The poems in the second half of The First 30 were written on the occasion of the first month of Nunn’s first-born, his son, after his birth. Each was originally written and published online, on each successive day. This was a deliberate choice on Nunn’s part: the birth of his son being of such importance, Nunn marked the occasion by making the poetry of this sequence and dedicating it to him. So it stands as a major creative reaction to a new life, and it explores the joys of being a young father. Other poets, other writers have explored fatherhood, but most without the sense of occasion and vividness that marks The First 30 as a unified poetry sequence. And this sense of occasion is important.
This is because the strength of the focus on Nunn’s son, and the use of the occasional poem as the overall genre, make this the strongpoint of The First 30. I say this because the genre, the themes, the imagery, the form and language display a strong sense of unity. There is also a unity of emotion, of affect revealed through the poet’s actions and responses to his infant son. And this overall unity strengthens and amplifies the effect of the poems. It also makes them stronger, more effective.
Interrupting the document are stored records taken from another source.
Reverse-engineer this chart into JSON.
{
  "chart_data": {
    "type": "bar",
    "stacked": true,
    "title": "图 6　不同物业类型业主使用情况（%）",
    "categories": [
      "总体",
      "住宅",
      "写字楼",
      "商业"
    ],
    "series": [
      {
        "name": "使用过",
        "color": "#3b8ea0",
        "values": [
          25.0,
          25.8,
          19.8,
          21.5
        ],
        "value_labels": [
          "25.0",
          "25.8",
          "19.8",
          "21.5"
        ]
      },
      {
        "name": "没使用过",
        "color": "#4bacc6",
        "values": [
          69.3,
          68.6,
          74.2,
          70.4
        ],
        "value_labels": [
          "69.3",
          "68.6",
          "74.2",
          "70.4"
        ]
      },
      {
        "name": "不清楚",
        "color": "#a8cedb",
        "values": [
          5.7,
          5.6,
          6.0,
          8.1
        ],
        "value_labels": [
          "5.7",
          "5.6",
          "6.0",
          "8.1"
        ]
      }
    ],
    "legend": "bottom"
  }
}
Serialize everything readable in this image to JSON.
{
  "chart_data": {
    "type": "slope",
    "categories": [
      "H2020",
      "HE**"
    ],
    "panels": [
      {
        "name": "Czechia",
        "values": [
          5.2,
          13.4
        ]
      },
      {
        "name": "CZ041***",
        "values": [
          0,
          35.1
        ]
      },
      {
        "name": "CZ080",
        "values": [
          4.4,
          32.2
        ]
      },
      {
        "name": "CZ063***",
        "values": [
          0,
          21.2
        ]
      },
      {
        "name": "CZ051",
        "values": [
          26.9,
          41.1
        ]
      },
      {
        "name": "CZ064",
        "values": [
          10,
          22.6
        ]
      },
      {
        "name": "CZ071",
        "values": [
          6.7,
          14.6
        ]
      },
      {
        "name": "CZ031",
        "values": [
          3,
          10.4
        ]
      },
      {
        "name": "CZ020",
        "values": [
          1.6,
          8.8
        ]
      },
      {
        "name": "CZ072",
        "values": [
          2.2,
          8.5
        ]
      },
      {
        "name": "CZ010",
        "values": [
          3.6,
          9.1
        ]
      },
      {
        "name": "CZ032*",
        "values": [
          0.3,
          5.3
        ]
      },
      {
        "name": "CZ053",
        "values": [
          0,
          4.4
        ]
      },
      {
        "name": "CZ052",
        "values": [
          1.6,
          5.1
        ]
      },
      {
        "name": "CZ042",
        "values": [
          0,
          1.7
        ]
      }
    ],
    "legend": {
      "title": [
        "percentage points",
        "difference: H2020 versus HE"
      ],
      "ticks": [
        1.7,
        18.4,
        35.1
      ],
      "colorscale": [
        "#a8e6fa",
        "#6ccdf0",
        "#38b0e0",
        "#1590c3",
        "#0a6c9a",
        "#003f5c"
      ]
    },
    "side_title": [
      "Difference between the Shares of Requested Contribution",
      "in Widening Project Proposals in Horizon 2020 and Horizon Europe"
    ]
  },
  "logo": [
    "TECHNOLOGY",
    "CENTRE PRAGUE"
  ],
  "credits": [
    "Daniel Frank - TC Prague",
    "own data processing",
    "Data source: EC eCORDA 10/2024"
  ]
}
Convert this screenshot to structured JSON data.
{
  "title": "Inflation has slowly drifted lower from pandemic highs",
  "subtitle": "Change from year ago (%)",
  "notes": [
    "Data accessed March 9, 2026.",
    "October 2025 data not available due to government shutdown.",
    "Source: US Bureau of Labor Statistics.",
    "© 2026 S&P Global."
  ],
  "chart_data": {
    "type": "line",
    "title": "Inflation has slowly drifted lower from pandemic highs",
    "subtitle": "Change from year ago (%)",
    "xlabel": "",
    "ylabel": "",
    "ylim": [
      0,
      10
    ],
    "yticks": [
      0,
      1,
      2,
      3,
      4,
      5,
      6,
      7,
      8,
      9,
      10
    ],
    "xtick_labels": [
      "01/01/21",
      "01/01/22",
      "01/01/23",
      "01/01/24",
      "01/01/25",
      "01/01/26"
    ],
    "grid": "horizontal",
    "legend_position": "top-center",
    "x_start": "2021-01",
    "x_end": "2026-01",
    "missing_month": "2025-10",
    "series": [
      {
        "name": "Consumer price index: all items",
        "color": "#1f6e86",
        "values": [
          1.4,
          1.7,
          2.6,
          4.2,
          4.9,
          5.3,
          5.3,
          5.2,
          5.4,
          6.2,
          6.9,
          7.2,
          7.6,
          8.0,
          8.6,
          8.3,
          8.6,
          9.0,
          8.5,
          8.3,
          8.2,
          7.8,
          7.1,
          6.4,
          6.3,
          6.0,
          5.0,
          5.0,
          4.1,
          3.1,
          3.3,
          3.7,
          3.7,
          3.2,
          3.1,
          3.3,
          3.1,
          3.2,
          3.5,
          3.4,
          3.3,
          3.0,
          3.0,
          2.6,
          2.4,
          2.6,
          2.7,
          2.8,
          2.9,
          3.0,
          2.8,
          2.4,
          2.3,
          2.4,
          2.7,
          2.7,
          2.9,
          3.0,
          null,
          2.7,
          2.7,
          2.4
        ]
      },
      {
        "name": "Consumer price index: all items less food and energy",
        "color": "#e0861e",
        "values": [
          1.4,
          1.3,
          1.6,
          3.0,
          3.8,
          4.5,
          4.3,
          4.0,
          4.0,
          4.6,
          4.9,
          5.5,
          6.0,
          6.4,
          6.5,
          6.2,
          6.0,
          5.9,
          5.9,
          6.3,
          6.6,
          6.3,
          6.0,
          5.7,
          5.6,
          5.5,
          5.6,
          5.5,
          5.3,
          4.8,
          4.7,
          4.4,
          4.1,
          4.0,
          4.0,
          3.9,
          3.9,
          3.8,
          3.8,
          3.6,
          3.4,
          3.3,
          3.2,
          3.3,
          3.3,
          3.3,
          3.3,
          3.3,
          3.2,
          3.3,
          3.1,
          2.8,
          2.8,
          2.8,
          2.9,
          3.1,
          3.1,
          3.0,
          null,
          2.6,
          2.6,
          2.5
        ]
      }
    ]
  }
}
It can be seen that unity of this sort can outweigh and dominate a more heterogenous collection, and it would be interesting to see if Nunn follows The First 30 with similarly tight collections of verse. And there is something more that can be said about the tone and its delivery here, in relation to the emotion of The First 30.
This tone heightens the effect of that unity through their laconic lyricism, which renders their innate poignancy less dramatic, more tender. This is a function of Nunn’s style, which works well with his verbal delivery, a delivery polished and emphatic, yet unforced and natural. In this way there is a degree of unity between the two halves, one rarely supported by subject matter, and diminished by this lack of stronger connections. And they are all unmistakably poems by Nunn, containing his customary themes and concerns with a deeper warmth and humanity, and a wisdom attendant on becoming a father. And this is, perhaps, what the poems of The First 30 are really offering us: warmth, humanity and wisdom in palpable proportions, and in a language purified of anything worse than love and compassion. This is what we need, and this is what Nunn gives unto us.
The First 30 is Graham Nunn’s strongest book of poetry to date. And it offers unto us a warmth and humanity that is contrariwise to the nihilism and cynicism seen as the dominant tone of our contemporary culture. What it gives us is a worldview of hope and optimism, something decent, not in the shopworn sense of the religious and puritan, but in the sense of possessing a humane decency towards humanity. This allows us to see that the two halves, while unequal due in large part to the strong unity of the sequence, The First 30, are marked by Nunn’s customary concerns, so much so that his poetry conveys a rich and optimistic view of our world.